Iran executed on Saturday Swedish-Iranian dissident Habib Chaab for “terrorism”, the judiciary said, in the Islamic republic’s latest use of the death penalty against dual nationals.
Chaab had been held in Iran since October 2020 after he vanished during a visit to Turkey before going on trial in Tehran, which does not recognise dual nationality.
Convicted of “corruption on earth” for heading a rebel group, he was condemned to death on December 6 — a decision denounced by Sweden — and Iran’s supreme court upheld the sentence in March.
“The death sentence for Habib Chaab… nicknamed Habib Asyud, the head of the Harakat al-Nidal terrorist group… was carried out today, Saturday morning,” the judiciary’s Mizan Online website reported.
Harakat al-Nidal, or Arab Struggle Movement for the Liberation of Ahvaz, is considered by Iran as a “terrorist group” and blamed for orchestrating attacks in the southwestern province of Khuzestan.
The oil-rich province is home to a large Arab minority, and its people have long complained of marginalisation.

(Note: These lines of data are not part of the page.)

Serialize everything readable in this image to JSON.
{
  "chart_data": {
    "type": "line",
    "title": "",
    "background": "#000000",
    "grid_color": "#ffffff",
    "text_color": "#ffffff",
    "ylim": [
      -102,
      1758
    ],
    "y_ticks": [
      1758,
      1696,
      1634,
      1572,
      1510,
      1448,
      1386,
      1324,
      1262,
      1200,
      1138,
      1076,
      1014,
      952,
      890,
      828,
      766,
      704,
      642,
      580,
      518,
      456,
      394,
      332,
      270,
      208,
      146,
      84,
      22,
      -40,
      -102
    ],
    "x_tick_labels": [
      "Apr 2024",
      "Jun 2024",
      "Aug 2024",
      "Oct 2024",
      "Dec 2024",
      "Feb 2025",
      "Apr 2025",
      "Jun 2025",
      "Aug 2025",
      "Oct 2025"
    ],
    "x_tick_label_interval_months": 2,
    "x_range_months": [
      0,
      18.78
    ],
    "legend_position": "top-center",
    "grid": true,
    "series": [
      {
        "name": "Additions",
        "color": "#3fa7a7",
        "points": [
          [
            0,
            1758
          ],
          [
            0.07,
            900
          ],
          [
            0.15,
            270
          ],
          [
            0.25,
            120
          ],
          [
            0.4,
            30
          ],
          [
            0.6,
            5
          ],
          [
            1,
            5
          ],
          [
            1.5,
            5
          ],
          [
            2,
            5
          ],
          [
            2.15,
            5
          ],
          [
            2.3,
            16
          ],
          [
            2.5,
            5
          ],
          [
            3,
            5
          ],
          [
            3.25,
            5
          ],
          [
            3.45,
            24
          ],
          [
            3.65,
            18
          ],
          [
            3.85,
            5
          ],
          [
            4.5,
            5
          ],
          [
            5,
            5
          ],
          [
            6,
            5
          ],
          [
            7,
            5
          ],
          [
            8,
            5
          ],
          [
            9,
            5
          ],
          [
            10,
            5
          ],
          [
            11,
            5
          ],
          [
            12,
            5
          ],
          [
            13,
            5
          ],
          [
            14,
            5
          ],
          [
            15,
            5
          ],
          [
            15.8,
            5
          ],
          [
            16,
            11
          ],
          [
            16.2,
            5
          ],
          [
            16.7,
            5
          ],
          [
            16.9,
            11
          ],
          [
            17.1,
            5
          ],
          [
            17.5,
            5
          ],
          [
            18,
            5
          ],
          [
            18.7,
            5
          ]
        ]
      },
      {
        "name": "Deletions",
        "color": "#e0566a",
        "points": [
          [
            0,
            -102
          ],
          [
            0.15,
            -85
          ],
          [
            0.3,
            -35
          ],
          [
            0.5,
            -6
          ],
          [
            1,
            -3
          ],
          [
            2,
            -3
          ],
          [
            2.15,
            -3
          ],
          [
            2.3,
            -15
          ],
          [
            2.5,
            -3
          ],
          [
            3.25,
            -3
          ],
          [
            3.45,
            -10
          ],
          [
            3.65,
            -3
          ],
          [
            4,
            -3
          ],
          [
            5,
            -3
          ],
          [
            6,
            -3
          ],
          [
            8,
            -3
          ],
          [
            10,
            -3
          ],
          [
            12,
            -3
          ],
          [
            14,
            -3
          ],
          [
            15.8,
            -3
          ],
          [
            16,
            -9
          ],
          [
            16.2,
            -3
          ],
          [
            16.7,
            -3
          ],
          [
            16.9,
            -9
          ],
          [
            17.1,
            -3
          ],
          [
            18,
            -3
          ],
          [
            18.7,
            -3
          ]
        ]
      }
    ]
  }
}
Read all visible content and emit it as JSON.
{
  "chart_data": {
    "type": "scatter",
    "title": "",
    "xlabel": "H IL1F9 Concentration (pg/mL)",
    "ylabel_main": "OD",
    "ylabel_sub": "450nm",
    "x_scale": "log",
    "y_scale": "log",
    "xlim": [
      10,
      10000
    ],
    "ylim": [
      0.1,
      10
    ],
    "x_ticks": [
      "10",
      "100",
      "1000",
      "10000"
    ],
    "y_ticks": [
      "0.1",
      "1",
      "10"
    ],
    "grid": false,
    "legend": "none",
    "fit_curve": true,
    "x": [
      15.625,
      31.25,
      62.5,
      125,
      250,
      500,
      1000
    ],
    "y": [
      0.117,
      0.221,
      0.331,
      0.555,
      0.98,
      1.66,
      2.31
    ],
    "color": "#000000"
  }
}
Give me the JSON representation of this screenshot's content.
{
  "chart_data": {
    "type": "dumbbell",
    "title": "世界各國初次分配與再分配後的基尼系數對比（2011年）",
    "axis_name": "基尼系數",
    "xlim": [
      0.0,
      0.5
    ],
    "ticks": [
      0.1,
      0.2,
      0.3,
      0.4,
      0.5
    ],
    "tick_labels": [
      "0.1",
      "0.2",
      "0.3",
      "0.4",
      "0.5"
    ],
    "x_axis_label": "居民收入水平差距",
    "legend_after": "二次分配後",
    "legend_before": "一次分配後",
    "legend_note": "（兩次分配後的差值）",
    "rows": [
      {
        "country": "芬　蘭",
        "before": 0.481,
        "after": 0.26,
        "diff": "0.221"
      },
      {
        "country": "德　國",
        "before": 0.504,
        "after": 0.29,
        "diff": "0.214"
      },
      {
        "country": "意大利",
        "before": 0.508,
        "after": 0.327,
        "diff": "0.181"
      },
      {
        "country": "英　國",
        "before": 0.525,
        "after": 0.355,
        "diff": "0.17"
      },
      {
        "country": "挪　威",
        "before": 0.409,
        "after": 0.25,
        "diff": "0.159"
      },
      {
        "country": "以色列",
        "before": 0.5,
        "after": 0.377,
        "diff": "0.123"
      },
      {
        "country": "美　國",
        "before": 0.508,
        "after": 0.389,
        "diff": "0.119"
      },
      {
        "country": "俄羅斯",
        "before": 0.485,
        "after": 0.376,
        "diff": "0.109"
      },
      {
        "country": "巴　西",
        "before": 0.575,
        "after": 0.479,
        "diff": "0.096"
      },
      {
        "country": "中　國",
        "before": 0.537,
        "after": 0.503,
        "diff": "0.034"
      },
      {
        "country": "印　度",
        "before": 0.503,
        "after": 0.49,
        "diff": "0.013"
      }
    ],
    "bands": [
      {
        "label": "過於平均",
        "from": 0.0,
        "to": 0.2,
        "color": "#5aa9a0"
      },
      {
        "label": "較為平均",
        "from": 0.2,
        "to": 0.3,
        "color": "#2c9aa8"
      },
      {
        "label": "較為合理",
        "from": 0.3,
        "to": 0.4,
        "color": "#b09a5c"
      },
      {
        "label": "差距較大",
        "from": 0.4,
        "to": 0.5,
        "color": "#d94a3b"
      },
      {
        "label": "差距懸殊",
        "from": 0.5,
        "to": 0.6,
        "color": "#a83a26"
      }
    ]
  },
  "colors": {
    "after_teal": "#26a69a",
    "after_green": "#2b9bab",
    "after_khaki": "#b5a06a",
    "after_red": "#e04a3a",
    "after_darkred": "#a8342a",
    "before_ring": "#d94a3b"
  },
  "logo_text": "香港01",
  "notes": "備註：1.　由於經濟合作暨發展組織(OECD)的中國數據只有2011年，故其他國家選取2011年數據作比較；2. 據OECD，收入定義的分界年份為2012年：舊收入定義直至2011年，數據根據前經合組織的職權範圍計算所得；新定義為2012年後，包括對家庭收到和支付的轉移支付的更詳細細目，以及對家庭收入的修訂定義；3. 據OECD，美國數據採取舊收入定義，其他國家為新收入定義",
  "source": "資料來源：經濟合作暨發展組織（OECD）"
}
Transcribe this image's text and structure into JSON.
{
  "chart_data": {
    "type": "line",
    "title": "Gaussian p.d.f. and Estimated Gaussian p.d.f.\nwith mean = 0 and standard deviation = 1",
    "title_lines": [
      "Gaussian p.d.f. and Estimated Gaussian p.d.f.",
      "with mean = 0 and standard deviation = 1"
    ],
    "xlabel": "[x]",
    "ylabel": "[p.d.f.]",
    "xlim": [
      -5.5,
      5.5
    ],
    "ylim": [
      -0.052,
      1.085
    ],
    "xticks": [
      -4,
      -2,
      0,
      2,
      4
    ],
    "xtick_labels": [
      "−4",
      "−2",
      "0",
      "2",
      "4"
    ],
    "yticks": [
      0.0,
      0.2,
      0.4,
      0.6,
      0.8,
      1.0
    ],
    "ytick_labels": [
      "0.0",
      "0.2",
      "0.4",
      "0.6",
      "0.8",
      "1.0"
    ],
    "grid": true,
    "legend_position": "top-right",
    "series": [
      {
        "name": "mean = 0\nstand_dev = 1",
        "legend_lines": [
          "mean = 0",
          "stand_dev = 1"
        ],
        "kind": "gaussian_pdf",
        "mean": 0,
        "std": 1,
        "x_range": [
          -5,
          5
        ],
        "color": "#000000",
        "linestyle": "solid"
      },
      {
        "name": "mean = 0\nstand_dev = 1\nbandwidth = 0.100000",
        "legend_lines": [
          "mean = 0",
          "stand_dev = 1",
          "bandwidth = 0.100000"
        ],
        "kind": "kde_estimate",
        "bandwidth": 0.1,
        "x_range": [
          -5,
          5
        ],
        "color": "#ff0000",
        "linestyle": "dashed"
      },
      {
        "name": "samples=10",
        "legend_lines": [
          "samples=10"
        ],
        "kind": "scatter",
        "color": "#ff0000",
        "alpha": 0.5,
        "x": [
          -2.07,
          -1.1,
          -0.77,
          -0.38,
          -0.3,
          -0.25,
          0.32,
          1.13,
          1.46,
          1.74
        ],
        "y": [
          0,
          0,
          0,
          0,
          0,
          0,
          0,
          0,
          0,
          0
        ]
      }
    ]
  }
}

Iranian authorities accused Chaab of staging attacks since 2005 “under the protection of… the Mossad and Sapo” — the Israeli and Swedish spy agencies, respectively.
In December 2020, the Turkish authorities announced the arrest of 11 people suspected of having kidnapped Chaab in Istanbul before taking him to Van, a city near Turkey’s eastern border with Iran, and handing him over to the authorities in Tehran.
Iranian prosecutors allege other leaders of Harakat al-Nidal are based in Denmark, the Netherlands and Sweden, with the group receiving financial and logistical support from Saudi Arabia.
Iranian state television had aired a video of Chaab in which he claimed responsibility for a 2018 attack on a military parade in Ahvaz, the Khuzestan provincial capital, that authorities said killed 25 people and wounded almost 250.
In the footage, Chaab admitted to working with Saudi intelligence services.
Such confessions are frequently condemned by rights groups based outside of Iran as “forced”, arguing they are often obtained under duress.
Sweden at the time condemned the sentence as “inhumane”.